Direktur Jenderal Energi Baru dan Terbarukan dan Konservasi Energi Kementerian ESDM, Rida Mulyana, di Jakarta, Jumat (13/12), mengatakan sebagai pemangku kebijakan Kementerian ESDM perlu mempercepat dan mewujudkan pengembangan energi panas bumi yang berkelanjutan.
Cara yang dapat dilakukan untuk mengembangkan energi panas bumi berkelanjutan, menurut dia, dengan mengintegrasikan pertimbangan lingkungan ke dalam regulasi panas bumi.
Ia mengatakan kelestarian ekosistem hutan pada prinsipnya adalah faktor penting untuk mendukung keberlanjutan usaha panas bumi.
Karena itu penerapan prinsip, kriteria, dan indikator dalam buku panduan pemanfaatan panas bumi berkelanjutan di kawasan hutan yang dikeluarkan WWF dalam pengembangan dan pemanfaatan energi panas bumi diharapkan membantu pengembang panas bumi dalam mengidentifikasi potensi dampak dalam setiap tahapan, menghindari kegiatan yang mengganggu fungsi kawasan dan tujuan pengelolaan hutan serta memperkuat upaya perlindungan kawasan hutan.

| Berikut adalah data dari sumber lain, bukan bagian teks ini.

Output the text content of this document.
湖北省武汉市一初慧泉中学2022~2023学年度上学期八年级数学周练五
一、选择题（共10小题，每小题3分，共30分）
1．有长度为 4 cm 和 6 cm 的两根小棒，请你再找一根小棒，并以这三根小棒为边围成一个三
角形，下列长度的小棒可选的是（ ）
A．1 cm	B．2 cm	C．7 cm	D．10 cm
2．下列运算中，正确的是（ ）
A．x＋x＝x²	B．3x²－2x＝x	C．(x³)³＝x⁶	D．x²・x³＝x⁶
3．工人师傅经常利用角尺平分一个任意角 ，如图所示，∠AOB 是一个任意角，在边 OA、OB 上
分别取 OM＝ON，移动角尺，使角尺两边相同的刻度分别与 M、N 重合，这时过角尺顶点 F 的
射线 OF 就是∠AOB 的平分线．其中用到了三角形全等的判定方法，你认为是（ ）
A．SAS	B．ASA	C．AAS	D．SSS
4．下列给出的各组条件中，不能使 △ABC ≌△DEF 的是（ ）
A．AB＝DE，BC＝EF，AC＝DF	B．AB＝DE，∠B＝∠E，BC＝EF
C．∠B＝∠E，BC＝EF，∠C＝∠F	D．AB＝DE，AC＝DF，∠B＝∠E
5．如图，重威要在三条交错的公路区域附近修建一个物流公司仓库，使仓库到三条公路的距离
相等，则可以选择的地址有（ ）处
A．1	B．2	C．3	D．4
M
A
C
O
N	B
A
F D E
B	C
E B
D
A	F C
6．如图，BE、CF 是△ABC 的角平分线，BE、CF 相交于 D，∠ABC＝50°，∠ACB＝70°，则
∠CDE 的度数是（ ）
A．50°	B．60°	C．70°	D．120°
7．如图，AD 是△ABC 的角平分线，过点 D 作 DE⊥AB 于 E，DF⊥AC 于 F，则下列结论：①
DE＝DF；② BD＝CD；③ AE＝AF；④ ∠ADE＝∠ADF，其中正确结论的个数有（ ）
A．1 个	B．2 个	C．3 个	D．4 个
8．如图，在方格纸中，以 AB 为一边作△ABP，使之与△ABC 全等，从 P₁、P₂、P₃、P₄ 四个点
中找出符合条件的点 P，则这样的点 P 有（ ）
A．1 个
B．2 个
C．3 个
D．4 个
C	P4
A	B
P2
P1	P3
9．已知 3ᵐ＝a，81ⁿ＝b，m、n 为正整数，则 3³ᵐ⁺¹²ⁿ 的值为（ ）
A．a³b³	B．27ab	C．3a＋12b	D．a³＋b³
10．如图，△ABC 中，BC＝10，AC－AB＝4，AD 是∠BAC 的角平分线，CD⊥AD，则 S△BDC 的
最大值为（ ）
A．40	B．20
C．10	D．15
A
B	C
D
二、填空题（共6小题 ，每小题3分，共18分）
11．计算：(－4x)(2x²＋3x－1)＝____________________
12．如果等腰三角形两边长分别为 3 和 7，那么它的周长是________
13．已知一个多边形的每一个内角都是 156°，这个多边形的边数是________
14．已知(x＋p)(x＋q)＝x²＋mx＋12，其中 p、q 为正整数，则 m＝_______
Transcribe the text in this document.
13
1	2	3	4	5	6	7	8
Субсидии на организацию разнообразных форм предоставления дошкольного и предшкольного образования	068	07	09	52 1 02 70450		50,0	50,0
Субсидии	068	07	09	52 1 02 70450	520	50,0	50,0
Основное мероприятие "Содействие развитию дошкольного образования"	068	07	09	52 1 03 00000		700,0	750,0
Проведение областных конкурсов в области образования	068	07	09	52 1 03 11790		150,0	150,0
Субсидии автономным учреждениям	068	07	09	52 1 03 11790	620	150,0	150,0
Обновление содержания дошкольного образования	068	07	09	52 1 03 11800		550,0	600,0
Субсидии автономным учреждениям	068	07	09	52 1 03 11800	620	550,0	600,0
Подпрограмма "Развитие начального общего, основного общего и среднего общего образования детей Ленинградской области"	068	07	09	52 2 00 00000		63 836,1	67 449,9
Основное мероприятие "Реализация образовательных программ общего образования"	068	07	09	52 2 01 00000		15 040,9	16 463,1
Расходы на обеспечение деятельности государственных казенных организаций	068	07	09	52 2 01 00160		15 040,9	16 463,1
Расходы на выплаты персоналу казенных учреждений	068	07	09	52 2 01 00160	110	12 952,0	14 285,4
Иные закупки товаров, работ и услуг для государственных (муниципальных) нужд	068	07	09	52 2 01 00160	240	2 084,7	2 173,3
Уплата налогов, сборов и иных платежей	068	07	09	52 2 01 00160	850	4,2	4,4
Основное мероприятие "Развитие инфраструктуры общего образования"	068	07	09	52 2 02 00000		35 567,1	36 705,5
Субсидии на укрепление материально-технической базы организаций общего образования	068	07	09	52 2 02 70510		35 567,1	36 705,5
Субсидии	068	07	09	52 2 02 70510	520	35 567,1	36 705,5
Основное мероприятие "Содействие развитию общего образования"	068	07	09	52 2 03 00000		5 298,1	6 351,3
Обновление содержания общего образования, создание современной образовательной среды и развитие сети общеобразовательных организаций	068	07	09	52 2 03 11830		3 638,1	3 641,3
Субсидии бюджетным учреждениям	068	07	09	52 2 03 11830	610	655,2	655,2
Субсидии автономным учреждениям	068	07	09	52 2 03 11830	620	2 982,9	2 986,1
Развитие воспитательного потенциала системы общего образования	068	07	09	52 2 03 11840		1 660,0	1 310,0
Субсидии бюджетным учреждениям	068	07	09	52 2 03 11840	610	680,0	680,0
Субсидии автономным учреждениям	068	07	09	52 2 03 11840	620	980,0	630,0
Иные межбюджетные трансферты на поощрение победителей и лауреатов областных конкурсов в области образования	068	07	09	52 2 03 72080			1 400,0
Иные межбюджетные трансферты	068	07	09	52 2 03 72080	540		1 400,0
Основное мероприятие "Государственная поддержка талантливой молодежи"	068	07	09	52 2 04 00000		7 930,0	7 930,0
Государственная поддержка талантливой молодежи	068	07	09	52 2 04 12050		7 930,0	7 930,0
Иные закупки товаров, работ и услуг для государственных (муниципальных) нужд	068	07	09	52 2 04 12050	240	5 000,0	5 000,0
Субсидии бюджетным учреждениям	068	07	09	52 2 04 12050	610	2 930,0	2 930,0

Sementara itu, Direktur Kebijakan, Keberlanjutan dan Transformasi WWF Indonesia Budi Wardhana mengatakan buku panduan tersebut dirumuskan untuk menjadi acuan bagi upaya pengembangan dan pemanfaatan panas bumi di kawasan hutan agar tetap dapat menjaga kelestarian ekosistem.
WWF, lanjutnya, berharap lebih banyak lagi listrik yang berasal dari energi panas bumi yang dikelola dengan memperhatikan nilai-nilai penting konservasi dan kepentingan sosial masyarakat.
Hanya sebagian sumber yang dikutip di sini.